Illinois Tool Works, Inc. v. Independent Ink, Inc.

Petitioners manufacture and market printing systems that include a patented printhead and ink container and unpatented ink, which they sell to original equipment manufacturers who agree that they will purchase ink exclusively from petitioners and that neither they nor their customers will refill the patented containers with ink of any kind. Respondent developed ink with the same chemical composition as petitioners’ ink. After petitioner Trident’s infringement action was dismissed, respondent filed suit seeking a judgment of noninfringement and invalidity of Trident’s patents on the ground that petitioners are engaged in illegal “tying” and monopolization in violation of §§1 and 2 of the Sherman Act.
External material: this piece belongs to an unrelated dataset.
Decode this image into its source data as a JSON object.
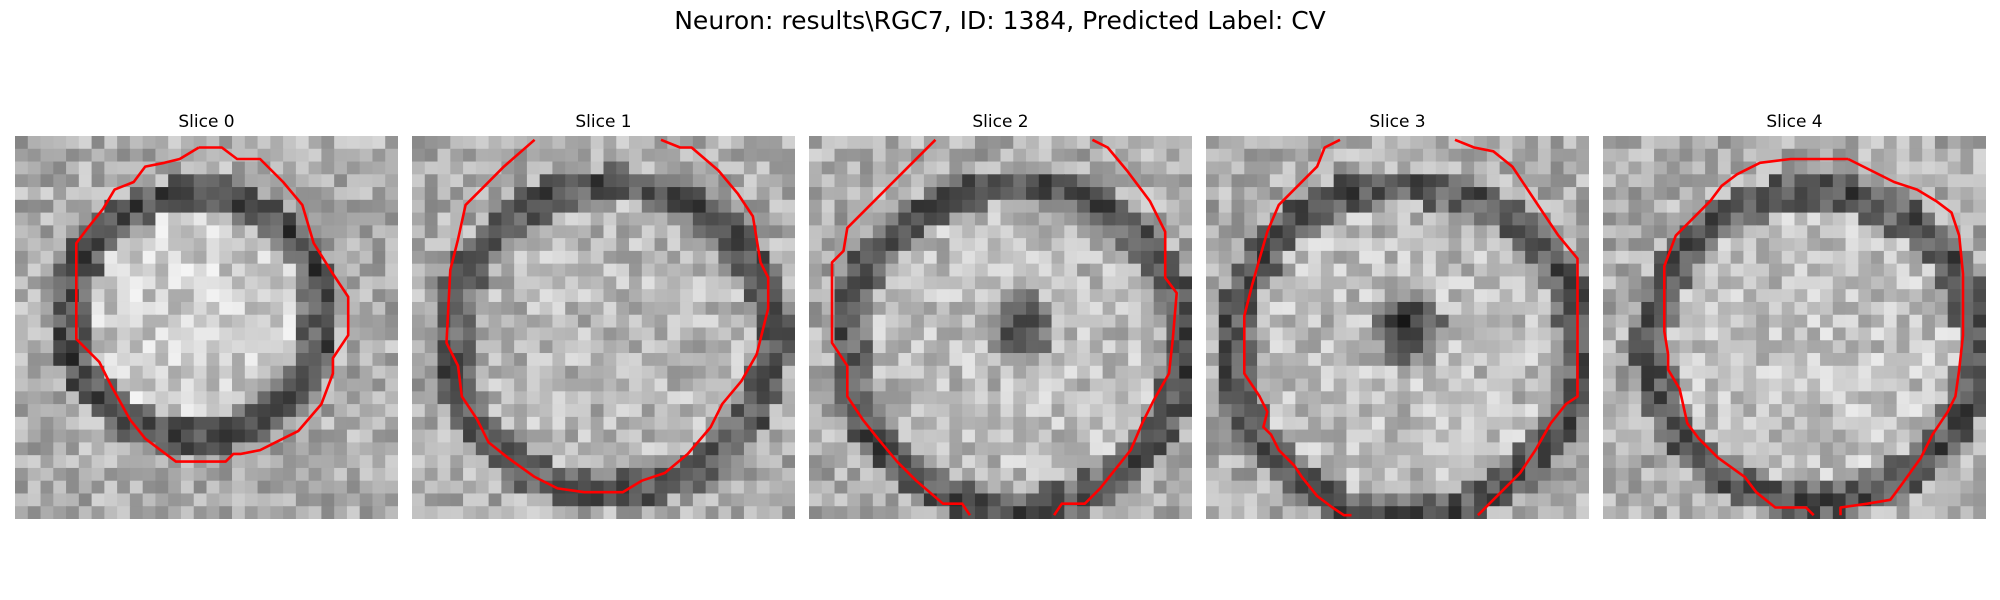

Granting petitioners summary judgment, the District Court rejected respondent’s argument that petitioners necessarily have market power as a matter of law by virtue of the patent on their printhead system, thereby rendering the tying arrangements per se violations of the antitrust laws. After carefully reviewing this Court’s tying-arrangements decisions, the Federal Circuit reversed as to the §1 claim, concluding that it had to follow this Court’s precedents until overruled by this Court.

Held: Because a patent does not necessarily confer market power upon the patentee, in all cases involving a tying arrangement, the plaintiff must prove that the defendant has market power in the tying product. Pp. 3–17.

   (a) Over the years, this Court’s strong disapproval of tying arrangements has substantially diminished, as the Court has moved from relying on assumptions to requiring a showing of market power in the tying product. The assumption in earlier decisions that such “arrangements serve hardly any purpose beyond the suppression of competition,” Standard Oil Co. of Cal. v. United States, 337 U. S. 293, 305–306, was rejected in United States Steel Corp. v. Fortner Enterprises, Inc., 429 U. S. 610, 622 (Fortner II), and again in Jefferson Parish Hospital Dist. No. 2 v. Hyde, 466 U. S. 2, both of which involved unpatented tying products. Nothing in Jefferson Parish suggested a rebuttable presumption of market power applicable to tying arrangements involving a patent on the tying good. Pp. 3–8.